Bush's inside baseball team
William Kristol, editor of the conservative flagship the Weekly Standard, had nothing but high praise for President Bush's high-flying inaugural speech.

"Informed by Strauss and inspired by Paine, appealing to Lincoln and alluding to Truman, beginning with the Constitution and ending with the Declaration, with Biblical phrases echoing throughout -- George W. Bush's Second Inaugural was a powerful and subtle speech," Kristol pronounced.

"It will also prove to be a historic speech," he went on. "Less than three and a half years after 9/11, Bush's Second Inaugural moves American foreign policy beyond the war on terror to the larger struggle against tyranny."
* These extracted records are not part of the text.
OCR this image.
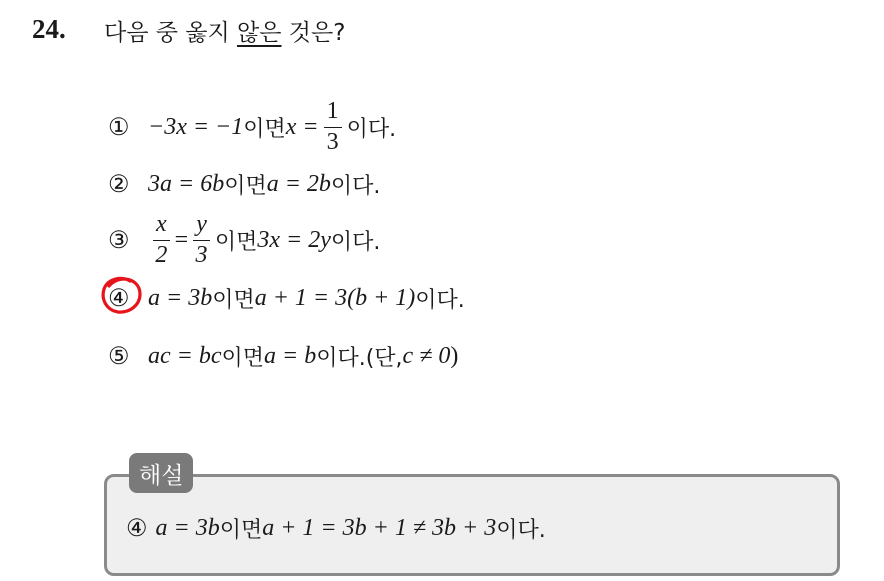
24. 다음 중 옳지 않은 것은?
① −3x = −1 이면 $x = \frac{1}{3}$ 이다.
② 3a = 6b 이면 a = 2b 이다.
③ $\frac{x}{2} = \frac{y}{3}$ 이면 3x = 2y 이다.
④ a = 3b 이면 a + 1 = 3(b + 1) 이다.
⑤ ac = bc 이면 a = b 이다.(단, c ≠ 0 )
해설
④ a = 3b 이면 a + 1 = 3b + 1 ≠ 3b + 3 이다.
It appears Kristol was pleased with his own handiwork -- he helped put the speech together. From the Washington Post:

"The planning of Bush's second inaugural address began a few days after the Nov. 2 election with the president telling advisers he wanted a speech about 'freedom' and 'liberty.' That led to the broadly ambitious speech that has ignited a vigorous debate. The process included consultation with a number of outside experts, Kristol among them."

Both Kristol and columnist Charles Krauthammer -- who also served as a consultant -- appeared on Fox News Channel's live Inauguration Day coverage and praised the address ("revolutionary," Krauthammer dubbed it), without disclosing their roles in its inception. Watchdog group Media Matters for America has more from the Bush insider playbook here.
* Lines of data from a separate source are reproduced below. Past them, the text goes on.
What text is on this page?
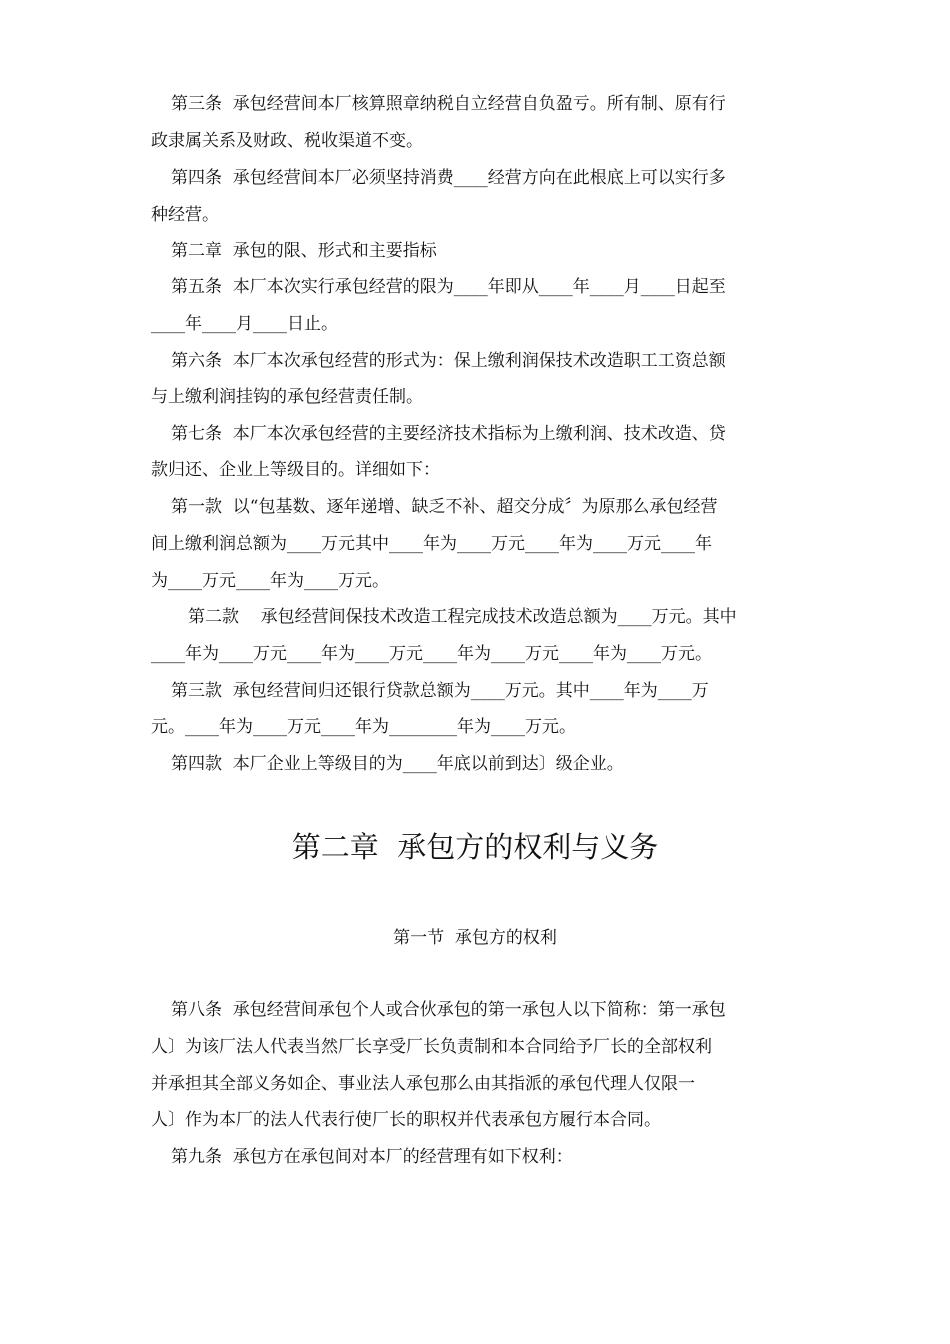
第三条  承包经营间本厂核算照章纳税自立经营自负盈亏。所有制、原有行
政隶属关系及财政、税收渠道不变。
第四条  承包经营间本厂必须坚持消费____经营方向在此根底上可以实行多
种经营。
第二章  承包的限、形式和主要指标
第五条  本厂本次实行承包经营的限为____年即从____年____月____日起至
____年____月____日止。
第六条  本厂本次承包经营的形式为：保上缴利润保技术改造职工工资总额
与上缴利润挂钩的承包经营责任制。
第七条  本厂本次承包经营的主要经济技术指标为上缴利润、技术改造、贷
款归还、企业上等级目的。详细如下：
第一款  以“包基数、逐年递增、缺乏不补、超交分成〞为原那么承包经营
间上缴利润总额为____万元其中____年为____万元____年为____万元____年
为____万元____年为____万元。
第二款    承包经营间保技术改造工程完成技术改造总额为____万元。其中
____年为____万元____年为____万元____年为____万元____年为____万元。
第三款  承包经营间归还银行贷款总额为____万元。其中____年为____万
元。____年为____万元____年为________年为____万元。
第四款  本厂企业上等级目的为____年底以前到达〕级企业。
第二章  承包方的权利与义务
第一节  承包方的权利
第八条  承包经营间承包个人或合伙承包的第一承包人以下简称：第一承包
人〕为该厂法人代表当然厂长享受厂长负责制和本合同给予厂长的全部权利
并承担其全部义务如企、事业法人承包那么由其指派的承包代理人仅限一
人〕作为本厂的法人代表行使厂长的职权并代表承包方履行本合同。
第九条  承包方在承包间对本厂的经营理有如下权利：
NBC: A bad case of Fox News envy?
Now that Brian Williams has replaced Tom Brokaw as NBC's man in the chair, will the "Nightly News" veer to the right? Turns out Williams is a big fan of Rush Limbaugh's; in a recent Q&A with C-SPAN's Brian Lamb, Williams heaped praise on the right-wing radio icon, crediting him, among other things, with "giving birth to the Fox News Channel." Williams also propagated the long-running conservative claim of a liberal bias in the mainstream media:

"LAMB: I mean, how do you -- so much the conservative media criticize anchors living in New York City and in Connecticut for being isolated and never paying attention to their thought. How do you -- do you ever listen to the Limbaugh show or any of that stuff?
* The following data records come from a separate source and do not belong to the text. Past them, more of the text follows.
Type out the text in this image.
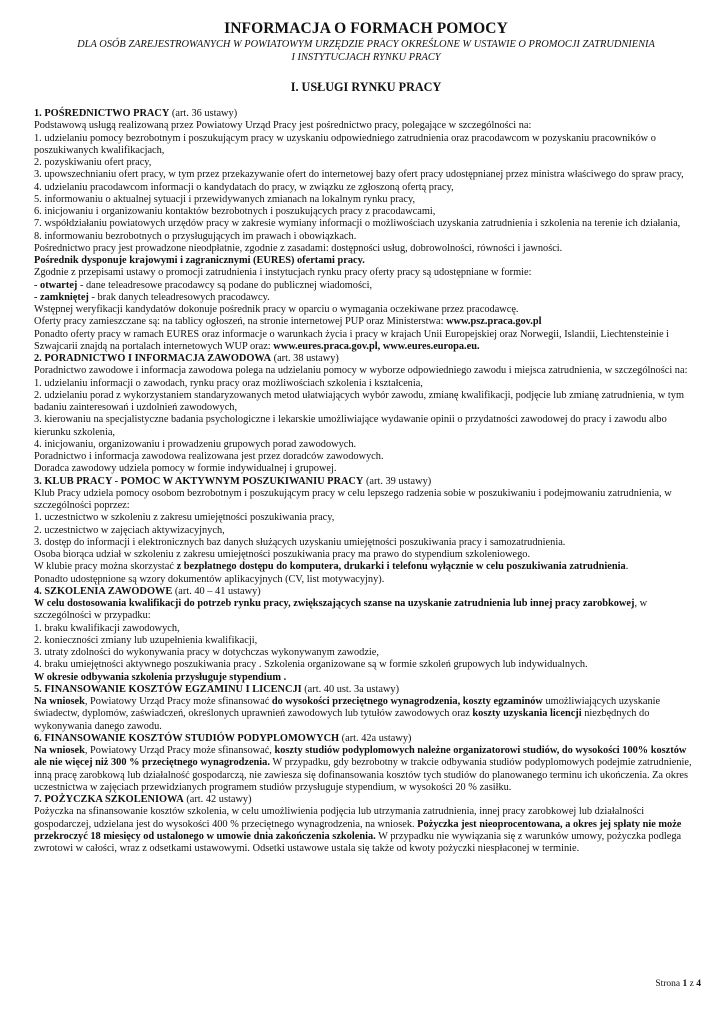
INFORMACJA O FORMACH POMOCY
DLA OSÓB ZAREJESTROWANYCH W POWIATOWYM URZĘDZIE PRACY OKREŚLONE W USTAWIE O PROMOCJI ZATRUDNIENIA
I INSTYTUCJACH RYNKU PRACY
I. USŁUGI RYNKU PRACY

1. POŚREDNICTWO PRACY (art. 36 ustawy)

Podstawową usługą realizowaną przez Powiatowy Urząd Pracy jest pośrednictwo pracy, polegające w szczególności na:

1. udzielaniu pomocy bezrobotnym i poszukującym pracy w uzyskaniu odpowiedniego zatrudnienia oraz pracodawcom w pozyskaniu pracowników o poszukiwanych kwalifikacjach,

2. pozyskiwaniu ofert pracy,

3. upowszechnianiu ofert pracy, w tym przez przekazywanie ofert do internetowej bazy ofert pracy udostępnianej przez ministra właściwego do spraw pracy,

4. udzielaniu pracodawcom informacji o kandydatach do pracy, w związku ze zgłoszoną ofertą pracy,

5. informowaniu o aktualnej sytuacji i przewidywanych zmianach na lokalnym rynku pracy,

6. inicjowaniu i organizowaniu kontaktów bezrobotnych i poszukujących pracy z pracodawcami,

7. współdziałaniu powiatowych urzędów pracy w zakresie wymiany informacji o możliwościach uzyskania zatrudnienia i szkolenia na terenie ich działania,

8. informowaniu bezrobotnych o przysługujących im prawach i obowiązkach.

Pośrednictwo pracy jest prowadzone nieodpłatnie, zgodnie z zasadami: dostępności usług, dobrowolności, równości i jawności.

Pośrednik dysponuje krajowymi i zagranicznymi (EURES) ofertami pracy.

Zgodnie z przepisami ustawy o promocji zatrudnienia i instytucjach rynku pracy oferty pracy są udostępniane w formie:

- otwartej - dane teleadresowe pracodawcy są podane do publicznej wiadomości,

- zamkniętej - brak danych teleadresowych pracodawcy.

Wstępnej weryfikacji kandydatów dokonuje pośrednik pracy w oparciu o wymagania oczekiwane przez pracodawcę.

Oferty pracy zamieszczane są: na tablicy ogłoszeń, na stronie internetowej PUP oraz Ministerstwa: www.psz.praca.gov.pl

Ponadto oferty pracy w ramach EURES oraz informacje o warunkach życia i pracy w krajach Unii Europejskiej oraz Norwegii, Islandii, Liechtensteinie i Szwajcarii znajdą na portalach internetowych WUP oraz: www.eures.praca.gov.pl, www.eures.europa.eu.

2. PORADNICTWO I INFORMACJA ZAWODOWA (art. 38 ustawy)

Poradnictwo zawodowe i informacja zawodowa polega na udzielaniu pomocy w wyborze odpowiedniego zawodu i miejsca zatrudnienia, w szczególności na:

1. udzielaniu informacji o zawodach, rynku pracy oraz możliwościach szkolenia i kształcenia,

2. udzielaniu porad z wykorzystaniem standaryzowanych metod ułatwiających wybór zawodu, zmianę kwalifikacji, podjęcie lub zmianę zatrudnienia, w tym badaniu zainteresowań i uzdolnień zawodowych,

3. kierowaniu na specjalistyczne badania psychologiczne i lekarskie umożliwiające wydawanie opinii o przydatności zawodowej do pracy i zawodu albo kierunku szkolenia,

4. inicjowaniu, organizowaniu i prowadzeniu grupowych porad zawodowych.

Poradnictwo i informacja zawodowa realizowana jest przez doradców zawodowych.

Doradca zawodowy udziela pomocy w formie indywidualnej i grupowej.

3. KLUB PRACY - POMOC W AKTYWNYM POSZUKIWANIU PRACY (art. 39 ustawy)

Klub Pracy udziela pomocy osobom bezrobotnym i poszukującym pracy w celu lepszego radzenia sobie w poszukiwaniu i podejmowaniu zatrudnienia, w szczególności poprzez:

1. uczestnictwo w szkoleniu z zakresu umiejętności poszukiwania pracy,

2. uczestnictwo w zajęciach aktywizacyjnych,

3. dostęp do informacji i elektronicznych baz danych służących uzyskaniu umiejętności poszukiwania pracy i samozatrudnienia.

Osoba biorąca udział w szkoleniu z zakresu umiejętności poszukiwania pracy ma prawo do stypendium szkoleniowego.

W klubie pracy można skorzystać z bezpłatnego dostępu do komputera, drukarki i telefonu wyłącznie w celu poszukiwania zatrudnienia.

Ponadto udostępnione są wzory dokumentów aplikacyjnych (CV, list motywacyjny).

4. SZKOLENIA ZAWODOWE (art. 40 – 41 ustawy)

W celu dostosowania kwalifikacji do potrzeb rynku pracy, zwiększających szanse na uzyskanie zatrudnienia lub innej pracy zarobkowej, w szczególności w przypadku:

1. braku kwalifikacji zawodowych,

2. konieczności zmiany lub uzupełnienia kwalifikacji,

3. utraty zdolności do wykonywania pracy w dotychczas wykonywanym zawodzie,

4. braku umiejętności aktywnego poszukiwania pracy . Szkolenia organizowane są w formie szkoleń grupowych lub indywidualnych.

W okresie odbywania szkolenia przysługuje stypendium .

5. FINANSOWANIE KOSZTÓW EGZAMINU I LICENCJI (art. 40 ust. 3a ustawy)

Na wniosek, Powiatowy Urząd Pracy może sfinansować do wysokości przeciętnego wynagrodzenia, koszty egzaminów umożliwiających uzyskanie świadectw, dyplomów, zaświadczeń, określonych uprawnień zawodowych lub tytułów zawodowych oraz koszty uzyskania licencji niezbędnych do wykonywania danego zawodu.

6. FINANSOWANIE KOSZTÓW STUDIÓW PODYPLOMOWYCH (art. 42a ustawy)

Na wniosek, Powiatowy Urząd Pracy może sfinansować, koszty studiów podyplomowych należne organizatorowi studiów, do wysokości 100% kosztów ale nie więcej niż 300 % przeciętnego wynagrodzenia. W przypadku, gdy bezrobotny w trakcie odbywania studiów podyplomowych podejmie zatrudnienie, inną pracę zarobkową lub działalność gospodarczą, nie zawiesza się dofinansowania kosztów tych studiów do planowanego terminu ich ukończenia. Za okres uczestnictwa w zajęciach przewidzianych programem studiów przysługuje stypendium, w wysokości 20 % zasiłku.

7. POŻYCZKA SZKOLENIOWA (art. 42 ustawy)

Pożyczka na sfinansowanie kosztów szkolenia, w celu umożliwienia podjęcia lub utrzymania zatrudnienia, innej pracy zarobkowej lub działalności gospodarczej, udzielana jest do wysokości 400 % przeciętnego wynagrodzenia, na wniosek. Pożyczka jest nieoprocentowana, a okres jej spłaty nie może przekroczyć 18 miesięcy od ustalonego w umowie dnia zakończenia szkolenia. W przypadku nie wywiązania się z warunków umowy, pożyczka podlega zwrotowi w całości, wraz z odsetkami ustawowymi. Odsetki ustawowe ustala się także od kwoty pożyczki niespłaconej w terminie.

Strona 1 z 4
"WILLIAMS: Oh, often, often, and I'm one of the few in a very select group that Rush has allowed on when I've called in from the car. I do listen to Rush. I listen to it from a radio in my office or depending on my day, if I'm in the car, I will listen to Rush and he will tell you I've been listening for years. I think it's my duty to listen to Rush. I think Rush has actually yet to get the credit he is due because his audience for so many years felt they were in the wilderness of this country. No one was talking to them. They would look at mainstream media and they'd hear sentences like the following: Conservative firebrand Newt Gingrich today accused Massachusetts Senator Ted Kennedy

"Well, what's wrong with that sentence? My friend Brit Hume -- we covered the White House together, always would call reporters on this. Where's the appellation for Ted Kennedy in that sentence, you members of the perhaps unintentionally liberal media? Why aren't you calling Kennedy something if you're going to label Newt Gingrich a conservative firebrand? That's what Rush did. Rush said to millions of Americans, you have a home. Come with me. For three hours a day you can listen and hear the likeminded calling in from across the country and I'll read to you things perhaps you didn't see that are out there. I think Rush gave birth to the Fox news channel. I think Rush helped to give birth to a movement. I think he played his part in the contract with America. So I hope he gets his due as a broadcaster."

The AARP terrorist
Sen. Barbara Boxer, D-Calif., was a lonely voice of opposition in the wilderness of Condi Rice's Senate confirmation hearings last week. Her unabashed attack against Bush's nominee for secretary of state with respect to the administration's Iraq policy prompted Fox News Channel's Bill O'Reilly to shower Boxer with a series of attacks, many of them fact-challenged. Media Matters has a comprehensive list; one of the most intriguing items is O'Reilly's ripping Boxer for, of all things, supporting the Aviation Security Act.

Apparently the liberal California lawmaker has a soft spot for brutalizing senior citizens.

"O'REILLY: She sponsored a bill, the Aviation Security Act, where they shake you down to get on a plane. She likes that. 'Let's shake everybody down. Let's get granny, turn her upside down and hold her by the ankles.' She's big on that. So, she was the sponsor of that. Next time you go in and some pinhead grabs your crotch, thank Barbara Boxer for that. Okay?"

As Media Matters points out, Ernest "Fritz" Hollings, the former Democratic senator from South Carolina, was the lead sponsor and putative author of the Aviation and Transportation Security Act, while Boxer was merely one of 30 cosponsors of the bill -- a list also comprising numerous Republicans, including Sen. John Warner of Virginia, Sen. Sam Brownback of Kansas, and Sen. Ted Stevens of Alaska.